A singularidade do presidente dos Estados Unidos na
centralização da tomada de decisões em uma democracia
Trump é
um caso singular de centralização da tomada de decisões em uma democracia. Ele
personifica seu gabinete. Atua como titular das pastas da Fazenda, Relações
Exteriores e Justiça —para dizer o mínimo. Suas decisões são divulgadas em sua
própria rede social ao longo do dia.
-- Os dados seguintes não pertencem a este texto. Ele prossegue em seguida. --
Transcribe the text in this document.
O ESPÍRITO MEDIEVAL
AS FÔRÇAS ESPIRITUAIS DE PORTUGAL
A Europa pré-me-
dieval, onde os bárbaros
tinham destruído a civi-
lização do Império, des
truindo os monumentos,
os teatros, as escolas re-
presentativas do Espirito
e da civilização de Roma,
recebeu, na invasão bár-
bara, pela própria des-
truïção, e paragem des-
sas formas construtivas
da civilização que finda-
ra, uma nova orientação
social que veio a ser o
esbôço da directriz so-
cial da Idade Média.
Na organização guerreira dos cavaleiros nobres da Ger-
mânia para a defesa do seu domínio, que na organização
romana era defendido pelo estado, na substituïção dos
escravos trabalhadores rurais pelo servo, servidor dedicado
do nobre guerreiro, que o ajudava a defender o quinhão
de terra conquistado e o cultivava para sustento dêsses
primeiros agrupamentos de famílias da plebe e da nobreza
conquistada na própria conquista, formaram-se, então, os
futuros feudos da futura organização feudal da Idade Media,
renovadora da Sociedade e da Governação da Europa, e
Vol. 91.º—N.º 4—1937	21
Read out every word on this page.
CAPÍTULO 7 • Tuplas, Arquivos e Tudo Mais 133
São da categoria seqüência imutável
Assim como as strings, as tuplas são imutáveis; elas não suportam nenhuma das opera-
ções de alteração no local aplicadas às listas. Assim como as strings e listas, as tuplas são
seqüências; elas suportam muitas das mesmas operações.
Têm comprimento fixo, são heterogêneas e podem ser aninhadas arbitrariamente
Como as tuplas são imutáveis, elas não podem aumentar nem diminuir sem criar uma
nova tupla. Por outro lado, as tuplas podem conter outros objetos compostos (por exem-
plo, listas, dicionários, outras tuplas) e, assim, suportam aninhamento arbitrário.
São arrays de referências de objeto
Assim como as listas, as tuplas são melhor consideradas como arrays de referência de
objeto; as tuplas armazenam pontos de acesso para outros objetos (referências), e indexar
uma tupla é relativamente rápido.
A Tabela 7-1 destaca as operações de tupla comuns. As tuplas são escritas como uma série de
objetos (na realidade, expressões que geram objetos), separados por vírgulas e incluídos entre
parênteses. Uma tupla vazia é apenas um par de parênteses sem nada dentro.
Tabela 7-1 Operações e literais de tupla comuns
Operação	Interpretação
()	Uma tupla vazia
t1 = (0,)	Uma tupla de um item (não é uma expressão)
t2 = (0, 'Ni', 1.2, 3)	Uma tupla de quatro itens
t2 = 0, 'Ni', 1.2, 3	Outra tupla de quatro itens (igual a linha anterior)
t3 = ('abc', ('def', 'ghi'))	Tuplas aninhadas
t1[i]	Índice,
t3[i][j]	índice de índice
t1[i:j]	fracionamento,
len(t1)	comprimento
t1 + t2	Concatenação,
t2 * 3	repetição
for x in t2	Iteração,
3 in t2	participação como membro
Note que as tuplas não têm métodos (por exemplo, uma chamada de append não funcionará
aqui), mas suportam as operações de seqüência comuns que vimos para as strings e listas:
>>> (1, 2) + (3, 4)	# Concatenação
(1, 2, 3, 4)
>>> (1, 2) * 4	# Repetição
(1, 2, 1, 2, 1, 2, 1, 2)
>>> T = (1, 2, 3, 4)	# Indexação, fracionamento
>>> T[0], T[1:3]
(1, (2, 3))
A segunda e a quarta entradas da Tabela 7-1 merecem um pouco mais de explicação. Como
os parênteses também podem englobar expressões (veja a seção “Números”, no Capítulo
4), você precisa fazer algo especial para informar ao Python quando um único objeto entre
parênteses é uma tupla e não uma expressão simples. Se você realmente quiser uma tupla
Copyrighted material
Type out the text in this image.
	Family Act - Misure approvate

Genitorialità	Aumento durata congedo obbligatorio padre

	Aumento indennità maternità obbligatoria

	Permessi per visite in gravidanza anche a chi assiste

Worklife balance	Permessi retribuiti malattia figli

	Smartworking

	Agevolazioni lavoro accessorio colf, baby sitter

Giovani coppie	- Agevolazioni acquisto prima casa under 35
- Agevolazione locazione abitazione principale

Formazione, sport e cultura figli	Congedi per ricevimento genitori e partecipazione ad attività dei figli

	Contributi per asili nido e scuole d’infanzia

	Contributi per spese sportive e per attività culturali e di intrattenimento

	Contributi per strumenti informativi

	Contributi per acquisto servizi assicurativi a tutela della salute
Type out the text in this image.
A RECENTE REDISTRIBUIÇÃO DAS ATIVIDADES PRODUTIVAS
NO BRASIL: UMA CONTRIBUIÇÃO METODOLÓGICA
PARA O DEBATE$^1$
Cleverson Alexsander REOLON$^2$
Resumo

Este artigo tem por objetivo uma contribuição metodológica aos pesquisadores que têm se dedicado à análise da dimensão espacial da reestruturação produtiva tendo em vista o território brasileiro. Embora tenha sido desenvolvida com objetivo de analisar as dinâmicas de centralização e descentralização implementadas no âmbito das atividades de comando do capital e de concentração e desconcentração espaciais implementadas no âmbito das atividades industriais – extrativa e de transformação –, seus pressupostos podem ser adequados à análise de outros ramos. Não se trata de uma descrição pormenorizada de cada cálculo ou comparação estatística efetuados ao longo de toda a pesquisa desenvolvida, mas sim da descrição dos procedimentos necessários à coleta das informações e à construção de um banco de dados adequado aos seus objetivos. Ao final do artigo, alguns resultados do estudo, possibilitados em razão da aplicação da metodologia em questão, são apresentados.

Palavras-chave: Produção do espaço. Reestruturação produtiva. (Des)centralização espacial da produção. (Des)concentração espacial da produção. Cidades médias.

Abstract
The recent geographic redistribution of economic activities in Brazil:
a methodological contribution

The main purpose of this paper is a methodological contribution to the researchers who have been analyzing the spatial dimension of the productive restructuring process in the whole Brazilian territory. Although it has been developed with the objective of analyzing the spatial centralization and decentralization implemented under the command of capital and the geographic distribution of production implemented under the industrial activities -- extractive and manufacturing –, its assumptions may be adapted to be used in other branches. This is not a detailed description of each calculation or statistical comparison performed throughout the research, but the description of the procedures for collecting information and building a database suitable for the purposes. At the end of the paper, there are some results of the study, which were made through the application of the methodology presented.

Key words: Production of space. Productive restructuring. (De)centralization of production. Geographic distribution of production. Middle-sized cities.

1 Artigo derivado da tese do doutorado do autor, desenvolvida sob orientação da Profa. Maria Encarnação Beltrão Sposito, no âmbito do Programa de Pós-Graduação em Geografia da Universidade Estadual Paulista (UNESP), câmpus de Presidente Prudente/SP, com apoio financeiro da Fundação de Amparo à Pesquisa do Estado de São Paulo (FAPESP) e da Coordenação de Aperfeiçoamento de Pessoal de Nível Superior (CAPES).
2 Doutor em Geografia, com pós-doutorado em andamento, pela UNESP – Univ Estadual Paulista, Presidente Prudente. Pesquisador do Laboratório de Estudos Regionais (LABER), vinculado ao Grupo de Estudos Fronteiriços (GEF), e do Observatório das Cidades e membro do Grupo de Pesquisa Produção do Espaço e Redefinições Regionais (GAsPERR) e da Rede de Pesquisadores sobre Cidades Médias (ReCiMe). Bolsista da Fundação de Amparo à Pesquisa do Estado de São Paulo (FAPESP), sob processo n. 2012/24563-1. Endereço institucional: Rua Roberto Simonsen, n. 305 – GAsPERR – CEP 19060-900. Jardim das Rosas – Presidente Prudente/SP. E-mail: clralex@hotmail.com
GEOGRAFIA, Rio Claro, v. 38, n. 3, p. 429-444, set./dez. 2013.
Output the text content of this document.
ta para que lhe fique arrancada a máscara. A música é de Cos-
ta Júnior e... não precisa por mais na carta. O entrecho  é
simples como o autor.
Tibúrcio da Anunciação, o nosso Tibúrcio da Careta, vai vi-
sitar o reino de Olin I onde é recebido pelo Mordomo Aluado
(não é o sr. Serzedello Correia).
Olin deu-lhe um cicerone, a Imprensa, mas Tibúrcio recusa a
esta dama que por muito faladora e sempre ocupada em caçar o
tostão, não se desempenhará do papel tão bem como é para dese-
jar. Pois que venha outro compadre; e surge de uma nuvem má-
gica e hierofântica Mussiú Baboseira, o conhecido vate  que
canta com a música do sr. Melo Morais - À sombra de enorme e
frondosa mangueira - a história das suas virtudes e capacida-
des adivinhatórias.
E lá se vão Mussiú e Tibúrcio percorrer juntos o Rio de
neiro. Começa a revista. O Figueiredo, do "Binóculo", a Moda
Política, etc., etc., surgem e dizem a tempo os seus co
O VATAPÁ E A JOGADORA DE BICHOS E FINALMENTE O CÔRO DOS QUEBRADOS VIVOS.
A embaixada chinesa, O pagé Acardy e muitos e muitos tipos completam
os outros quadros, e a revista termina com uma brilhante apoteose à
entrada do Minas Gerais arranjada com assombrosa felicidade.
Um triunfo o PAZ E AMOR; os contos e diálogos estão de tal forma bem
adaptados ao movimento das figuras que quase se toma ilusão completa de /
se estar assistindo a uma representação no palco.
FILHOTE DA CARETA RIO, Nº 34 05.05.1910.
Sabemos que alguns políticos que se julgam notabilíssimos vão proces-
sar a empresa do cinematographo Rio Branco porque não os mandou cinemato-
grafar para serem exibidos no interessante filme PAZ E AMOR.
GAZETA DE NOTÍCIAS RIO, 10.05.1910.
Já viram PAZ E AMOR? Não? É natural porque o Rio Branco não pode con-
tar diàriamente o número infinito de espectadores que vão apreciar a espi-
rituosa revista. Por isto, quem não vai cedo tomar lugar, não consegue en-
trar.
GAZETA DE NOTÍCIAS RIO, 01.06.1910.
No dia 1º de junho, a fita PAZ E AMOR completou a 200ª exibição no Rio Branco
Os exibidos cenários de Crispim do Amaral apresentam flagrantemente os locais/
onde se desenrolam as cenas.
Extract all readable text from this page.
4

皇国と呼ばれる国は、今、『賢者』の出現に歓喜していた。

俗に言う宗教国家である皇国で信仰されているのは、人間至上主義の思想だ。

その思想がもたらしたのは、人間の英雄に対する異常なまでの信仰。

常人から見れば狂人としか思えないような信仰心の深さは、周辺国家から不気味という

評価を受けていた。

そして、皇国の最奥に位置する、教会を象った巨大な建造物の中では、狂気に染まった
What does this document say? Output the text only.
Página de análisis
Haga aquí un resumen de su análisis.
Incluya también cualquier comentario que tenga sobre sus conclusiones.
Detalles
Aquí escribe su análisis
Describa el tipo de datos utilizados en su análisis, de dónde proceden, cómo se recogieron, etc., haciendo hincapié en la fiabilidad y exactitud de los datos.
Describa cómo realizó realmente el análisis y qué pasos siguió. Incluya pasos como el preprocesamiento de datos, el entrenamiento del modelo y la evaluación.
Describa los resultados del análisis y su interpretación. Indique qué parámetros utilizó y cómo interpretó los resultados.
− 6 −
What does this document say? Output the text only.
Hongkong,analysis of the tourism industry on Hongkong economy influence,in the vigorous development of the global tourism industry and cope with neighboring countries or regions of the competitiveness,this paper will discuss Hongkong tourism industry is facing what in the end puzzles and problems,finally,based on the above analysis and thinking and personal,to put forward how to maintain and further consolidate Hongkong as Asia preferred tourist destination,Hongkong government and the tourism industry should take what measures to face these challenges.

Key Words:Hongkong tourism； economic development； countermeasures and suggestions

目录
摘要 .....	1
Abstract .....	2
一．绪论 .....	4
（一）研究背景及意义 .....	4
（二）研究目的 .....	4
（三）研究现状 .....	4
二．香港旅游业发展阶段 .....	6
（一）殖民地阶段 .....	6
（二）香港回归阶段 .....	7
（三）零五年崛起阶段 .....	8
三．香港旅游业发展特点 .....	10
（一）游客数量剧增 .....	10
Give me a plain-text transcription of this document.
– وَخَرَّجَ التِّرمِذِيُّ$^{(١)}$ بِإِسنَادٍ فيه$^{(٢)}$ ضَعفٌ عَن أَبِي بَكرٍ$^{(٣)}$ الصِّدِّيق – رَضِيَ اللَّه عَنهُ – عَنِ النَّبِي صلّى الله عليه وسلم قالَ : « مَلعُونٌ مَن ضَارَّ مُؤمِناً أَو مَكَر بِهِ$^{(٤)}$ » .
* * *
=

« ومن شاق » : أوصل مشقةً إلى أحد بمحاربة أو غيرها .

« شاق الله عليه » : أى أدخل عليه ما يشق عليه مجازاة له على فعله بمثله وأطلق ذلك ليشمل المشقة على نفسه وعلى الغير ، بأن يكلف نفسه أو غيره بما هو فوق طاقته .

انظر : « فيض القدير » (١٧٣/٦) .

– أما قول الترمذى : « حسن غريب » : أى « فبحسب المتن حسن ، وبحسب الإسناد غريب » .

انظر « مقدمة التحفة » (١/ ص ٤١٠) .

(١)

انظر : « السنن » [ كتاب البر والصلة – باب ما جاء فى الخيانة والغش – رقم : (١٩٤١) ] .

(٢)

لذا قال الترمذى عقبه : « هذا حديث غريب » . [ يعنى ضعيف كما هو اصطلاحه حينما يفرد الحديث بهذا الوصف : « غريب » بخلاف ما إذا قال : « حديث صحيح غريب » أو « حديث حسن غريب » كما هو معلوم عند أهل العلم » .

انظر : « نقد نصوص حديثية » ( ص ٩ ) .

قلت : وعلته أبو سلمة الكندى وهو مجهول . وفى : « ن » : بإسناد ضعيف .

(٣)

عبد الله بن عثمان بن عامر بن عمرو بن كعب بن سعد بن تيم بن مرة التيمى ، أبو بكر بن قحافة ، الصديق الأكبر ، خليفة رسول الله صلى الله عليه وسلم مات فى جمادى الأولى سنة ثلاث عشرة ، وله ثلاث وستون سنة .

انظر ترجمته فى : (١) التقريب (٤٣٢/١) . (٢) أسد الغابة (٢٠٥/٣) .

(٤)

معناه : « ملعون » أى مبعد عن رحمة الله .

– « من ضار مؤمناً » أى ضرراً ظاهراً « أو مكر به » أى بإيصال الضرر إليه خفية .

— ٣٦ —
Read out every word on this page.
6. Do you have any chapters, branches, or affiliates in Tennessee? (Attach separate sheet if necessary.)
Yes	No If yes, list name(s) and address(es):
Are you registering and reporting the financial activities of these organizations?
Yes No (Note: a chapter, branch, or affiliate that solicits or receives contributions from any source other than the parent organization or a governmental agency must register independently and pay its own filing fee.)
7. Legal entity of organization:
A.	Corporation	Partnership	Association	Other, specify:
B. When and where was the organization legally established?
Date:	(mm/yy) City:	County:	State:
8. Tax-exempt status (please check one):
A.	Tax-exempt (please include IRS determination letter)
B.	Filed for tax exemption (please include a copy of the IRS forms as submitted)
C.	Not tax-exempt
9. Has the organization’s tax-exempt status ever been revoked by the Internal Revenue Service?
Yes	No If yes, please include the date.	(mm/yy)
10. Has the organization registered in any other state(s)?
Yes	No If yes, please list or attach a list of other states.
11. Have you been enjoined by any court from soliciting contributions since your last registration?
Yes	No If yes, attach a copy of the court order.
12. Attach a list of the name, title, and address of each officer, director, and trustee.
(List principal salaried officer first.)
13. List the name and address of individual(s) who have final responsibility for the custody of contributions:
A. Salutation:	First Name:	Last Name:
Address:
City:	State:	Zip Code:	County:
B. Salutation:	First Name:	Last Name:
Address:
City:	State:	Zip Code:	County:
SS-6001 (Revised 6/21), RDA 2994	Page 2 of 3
Ocorre que o sistema político
norte-americano é, ao contrário dos sistemas parlamentaristas unipartidários,
precisamente o tipo de arranjo institucional em que a centralização do poder
decisório não deveria ser possível, como
discuti aqui na coluna.
O sistema foi desenhado para dificultar a concentração de
autoridade e garantir freios e contrapesos robustos: combina um Judiciário
independente com forte capacidade de revisão judicial, um Legislativo bicameral
cujos mandatos são defasados no tempo, uma Presidência institucionalmente
limitada, um federalismo robusto e eleições legislativas de meio de mandato que
ampliam a responsividade do sistema à opinião pública e ao desempenho do
Executivo.
Mccubbins identificou um trade-off inerente
ao desenho institucional das democracias entre o que chama decisiveness
(capacidade de um sistema institucional de aprovar e implementar mudanças em
políticas) e resoluteness (capacidade do sistema de manter e sustentar essas
políticas ao longo do tempo). Sistemas com alta capacidade decisória tendem a
ser menos resilientes e mais vulneráveis à volatilidade institucional. Em
contraste, sistemas com baixa capacidade decisória frequentemente enfrentam
bloqueios decisórios e paralisia governamental.
O número e a localização institucional dos veto players
moldam esse equilíbrio entre capacidade decisória e estabilidade normativa.
Arranjos institucionais situados nos extremos desse espectro —seja com vetos
excessivos ou com concentração de poder— tendem a gerar disfunções
governativas, comprometendo a estabilidade democrática, seja pela incapacidade
de adaptação institucional, seja pela facilidade de captura do sistema por
lideranças de perfil autocrático. Sistemas altamente decisivos facilitam a aprovação
rápida de mudanças —inclusive aquelas que podem fragilizar a democracia—,
tornando-se mais suscetíveis à instabilidade política. Por outro lado, sistemas
com baixa capacidade decisória, ao se depararem com impasses institucionais
recorrentes, geram paralisia e um déficit de responsividade frente às demandas
sociais.
No presidencialismo, a forte separação de poderes tende a
limitar a capacidade decisória, pois distribui o poder entre diferentes atores
institucionais, exigindo algum consenso para aprovação de políticas. Já a
separação de propósitos —a divergência de preferências políticas entre os
atores que controlam as instituições— também reduz a capacidade decisória,
dificultando-o. O inverso —o alinhamento político entre os atores
institucionais— pode resultar na hegemonia de uma única força; no limite, na
eliminação dos pontos de veto que garantem freios e contrapesos ao Executivo.
A combinação do mandato das urnas (no colégio eleitoral e
voto popular), o controle das duas casas congressuais, a maioria na Suprema
Corte, as eleições de meio de mandato em 2026, e a proibição de mais uma
reeleição gera uma estrutura de incentivos que produz o decisionismo trumpista.